Has the Lancashire character made OES a polling nightmare?

Has the Lancashire character made OES a polling nightmare?


Jack Straw addresses a meeting of one – Channel 4

Why are voters keeping it so close to their chests?

A former Tory MP who has been doing extensive phone canvassing for the by-election told me on Friday of how difficult it was getting any response or indication from those he had contacted in the constituency.

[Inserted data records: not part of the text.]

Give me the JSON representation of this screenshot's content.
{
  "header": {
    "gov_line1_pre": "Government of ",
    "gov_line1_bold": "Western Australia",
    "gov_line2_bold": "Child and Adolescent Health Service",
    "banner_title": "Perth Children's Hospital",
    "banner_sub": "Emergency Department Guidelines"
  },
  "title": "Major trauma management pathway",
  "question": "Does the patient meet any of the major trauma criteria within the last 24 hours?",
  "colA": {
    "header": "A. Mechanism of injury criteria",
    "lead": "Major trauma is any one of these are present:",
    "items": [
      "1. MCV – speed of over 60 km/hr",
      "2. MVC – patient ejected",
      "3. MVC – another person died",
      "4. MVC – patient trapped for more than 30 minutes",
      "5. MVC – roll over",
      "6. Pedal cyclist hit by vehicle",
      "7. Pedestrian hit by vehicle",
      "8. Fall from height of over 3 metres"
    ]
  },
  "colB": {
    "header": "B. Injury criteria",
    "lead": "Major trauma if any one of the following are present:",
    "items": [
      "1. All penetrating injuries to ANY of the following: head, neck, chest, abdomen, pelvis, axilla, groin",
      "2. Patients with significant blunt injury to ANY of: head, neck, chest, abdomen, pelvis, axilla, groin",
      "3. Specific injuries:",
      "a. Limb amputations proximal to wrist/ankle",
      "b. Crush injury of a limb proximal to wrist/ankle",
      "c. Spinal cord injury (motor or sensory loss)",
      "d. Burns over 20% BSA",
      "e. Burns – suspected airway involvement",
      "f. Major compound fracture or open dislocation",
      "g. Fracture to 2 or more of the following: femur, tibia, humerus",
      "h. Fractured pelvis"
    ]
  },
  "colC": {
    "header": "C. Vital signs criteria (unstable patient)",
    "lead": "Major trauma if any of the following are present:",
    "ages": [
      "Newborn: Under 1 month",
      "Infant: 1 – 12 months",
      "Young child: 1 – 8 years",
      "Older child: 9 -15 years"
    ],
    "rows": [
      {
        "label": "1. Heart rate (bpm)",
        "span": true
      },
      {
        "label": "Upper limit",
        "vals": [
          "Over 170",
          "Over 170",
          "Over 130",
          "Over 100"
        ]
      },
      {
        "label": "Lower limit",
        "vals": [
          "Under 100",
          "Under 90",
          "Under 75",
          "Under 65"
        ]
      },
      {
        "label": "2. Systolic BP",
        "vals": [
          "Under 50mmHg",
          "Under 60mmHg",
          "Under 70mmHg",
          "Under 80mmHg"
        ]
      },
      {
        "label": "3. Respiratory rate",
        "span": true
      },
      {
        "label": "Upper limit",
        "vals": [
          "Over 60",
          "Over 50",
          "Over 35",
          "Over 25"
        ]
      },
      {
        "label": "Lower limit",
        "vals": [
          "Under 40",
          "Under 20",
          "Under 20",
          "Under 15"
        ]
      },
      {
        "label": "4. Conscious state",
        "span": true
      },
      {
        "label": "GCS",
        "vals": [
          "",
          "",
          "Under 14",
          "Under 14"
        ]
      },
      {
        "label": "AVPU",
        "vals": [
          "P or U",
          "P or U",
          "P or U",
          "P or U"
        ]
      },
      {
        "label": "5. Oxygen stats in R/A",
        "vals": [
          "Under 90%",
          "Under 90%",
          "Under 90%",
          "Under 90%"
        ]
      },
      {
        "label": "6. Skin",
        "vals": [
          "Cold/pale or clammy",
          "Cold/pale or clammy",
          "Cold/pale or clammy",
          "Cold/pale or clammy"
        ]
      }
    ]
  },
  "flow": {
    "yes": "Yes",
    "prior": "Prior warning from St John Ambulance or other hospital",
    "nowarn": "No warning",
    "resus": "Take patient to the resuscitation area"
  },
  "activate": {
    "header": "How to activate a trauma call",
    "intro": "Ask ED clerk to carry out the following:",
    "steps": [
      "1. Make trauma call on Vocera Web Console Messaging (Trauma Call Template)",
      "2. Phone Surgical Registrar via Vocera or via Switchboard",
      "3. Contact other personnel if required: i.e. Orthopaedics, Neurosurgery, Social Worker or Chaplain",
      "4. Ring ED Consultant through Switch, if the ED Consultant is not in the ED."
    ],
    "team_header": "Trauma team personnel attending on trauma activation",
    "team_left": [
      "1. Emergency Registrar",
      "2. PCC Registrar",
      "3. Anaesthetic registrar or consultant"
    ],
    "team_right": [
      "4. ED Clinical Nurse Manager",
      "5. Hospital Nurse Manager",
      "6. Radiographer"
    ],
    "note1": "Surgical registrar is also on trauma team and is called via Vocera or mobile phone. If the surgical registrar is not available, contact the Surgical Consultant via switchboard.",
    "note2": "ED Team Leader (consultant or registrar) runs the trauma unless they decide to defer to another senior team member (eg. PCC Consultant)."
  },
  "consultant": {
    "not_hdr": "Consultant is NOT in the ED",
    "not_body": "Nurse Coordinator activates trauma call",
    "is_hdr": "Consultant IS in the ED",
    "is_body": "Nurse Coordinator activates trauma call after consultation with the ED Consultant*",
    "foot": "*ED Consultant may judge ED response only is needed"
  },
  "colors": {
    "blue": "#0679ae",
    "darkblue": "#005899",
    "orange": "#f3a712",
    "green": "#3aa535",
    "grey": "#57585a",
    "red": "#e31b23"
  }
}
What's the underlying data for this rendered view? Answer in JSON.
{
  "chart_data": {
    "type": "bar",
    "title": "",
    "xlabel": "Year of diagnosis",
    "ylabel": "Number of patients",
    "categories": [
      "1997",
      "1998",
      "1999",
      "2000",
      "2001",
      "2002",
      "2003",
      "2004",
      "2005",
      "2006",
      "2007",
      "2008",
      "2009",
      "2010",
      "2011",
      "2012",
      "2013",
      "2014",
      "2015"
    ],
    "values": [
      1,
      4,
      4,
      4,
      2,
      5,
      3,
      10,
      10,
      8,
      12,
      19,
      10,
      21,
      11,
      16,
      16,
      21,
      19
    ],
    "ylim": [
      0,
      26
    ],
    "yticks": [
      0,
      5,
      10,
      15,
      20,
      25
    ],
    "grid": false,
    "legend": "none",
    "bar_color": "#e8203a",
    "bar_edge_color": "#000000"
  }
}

He’d made dozens of contacts but call after call ended in the same way.

He put it all down to “northern reticence” and maybe he had a point for the pollsters seem to have had exactly the same problem.

Judging by the detail from all three OES polls that came out on Saturday night there were huge numbers of respondents, the highest I can recall, who didn’t give any indication of intentions although many said that they would be voting.

A lot has been written about the very small number in the Survation poll on which its figures were based – but ICM totals look equally paltry. It spoke to to 504 people who responded like this:-

CON 38 8%
LAB 127 25%
LD 62 12%
Green 7 1%
UKIP 10 2%
BNP 9 2%
Other 3 1%
Won’t vote 85 17%
Refused 66 13%
Dont’ know 96 19%

Once the turnout weightings were applied the number were reduced even further so that the initial total on which the findings were based was just 208.

A very large proportion of Tory general election voters, 37% refused or said they didn’t know with 23%% of the Lib Dem voters from that election responding in the same way.

The big question is whether those prepared to say are representative of everybody else. Polling is about extrapolation and the firms have simply had to use the data they’ve got in the way that they do.

What ICM and Populus do is to take the “don’t knows/won’t says” and then allocate them according to their own formulas. For the Tories with both firms half are added to the party they supported last May. With the LDs ICM also adds a half but the Populus formula is to allocate just three-tenths of them.

This “spiral of silence” adjustment, as it is known, worked very well for ICM and Populus at the last election enabling them to top the accuracy tables – but will it work again in this election?